Nasa has extended the life of the International Space Station until 2024, ensuring that humans will have a home beyond Earth for at least another decade.
The first small section of the $100 billion Space Station was launched in 1998, after collaboration between 15 counties from United States, Russia, Europe, Canada and Japan.
The ISS is now almost the size of a football pitch, and is constantly manned by an international crew. More than 200 science experiments are currently on board, providing insights into how future explorers will build, fuel and supply their craft as humans reach further into our Solar System, and possibly - one day - even further.

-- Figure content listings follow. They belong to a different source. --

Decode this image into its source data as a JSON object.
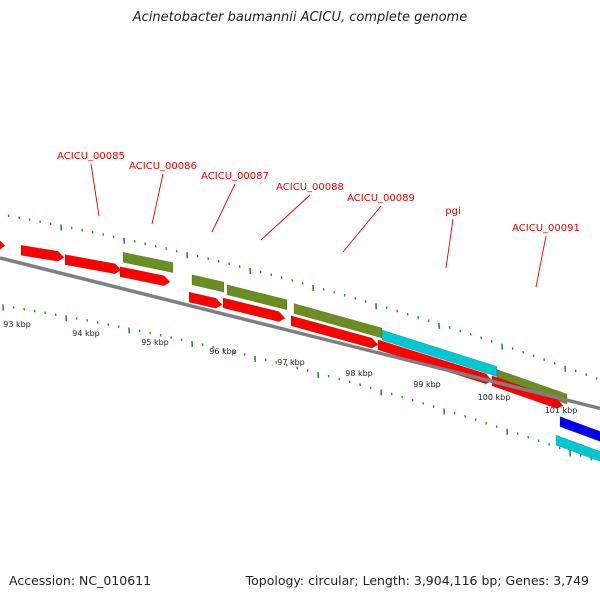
{
  "title": "Acinetobacter baumannii ACICU, complete genome",
  "accession": "Accession: NC_010611",
  "summary": "Topology: circular; Length: 3,904,116 bp; Genes: 3,749",
  "colors": {
    "forward_cds": "#ff0000",
    "other_cds": "#6b8e23",
    "highlight_cds": "#00c8d2",
    "blue_cds": "#0000ee",
    "backbone": "#7f7f7f",
    "ticks": "#2f8f2f",
    "gene_labels": "#e00000"
  },
  "scale_labels": [
    "93 kbp",
    "94 kbp",
    "95 kbp",
    "96 kbp",
    "97 kbp",
    "98 kbp",
    "99 kbp",
    "100 kbp",
    "101 kbp"
  ],
  "gene_labels": [
    "ACICU_00085",
    "ACICU_00086",
    "ACICU_00087",
    "ACICU_00088",
    "ACICU_00089",
    "pgi",
    "ACICU_00091"
  ]
}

Original projections for its lifespan said 2020 would be the upper limit for the station's useful life, but Nasa and the White House have now guaranteed at least another four years. It is still possible that the craft will be in operation until 2028, though that will rely on future funding guarantees.
Bill Gerstenmaier, Nasa chief of exploration and human spaceflight operations, said it was important to maximise the return on the expensive, but monumental achievement that ISS represents.
The US currently spends $3 billion a year to man, supply and maintain the space station.
"There's some pretty significant benefits in announcing us to go beyond 2020," Gerstenmaier said.
One of the additional benefits will be guaranteeing a long-term market for so-called "commercial" space companies, such as SpaceX and Orbital Sciences Corp., who are already sending regular unmanned supply ships to the ISS and are aiming to start sending astronauts there by 2017.
Currently Nasa relies on the Russian space program to send its astronauts to the Space Station, as it has no capable launch system of its own.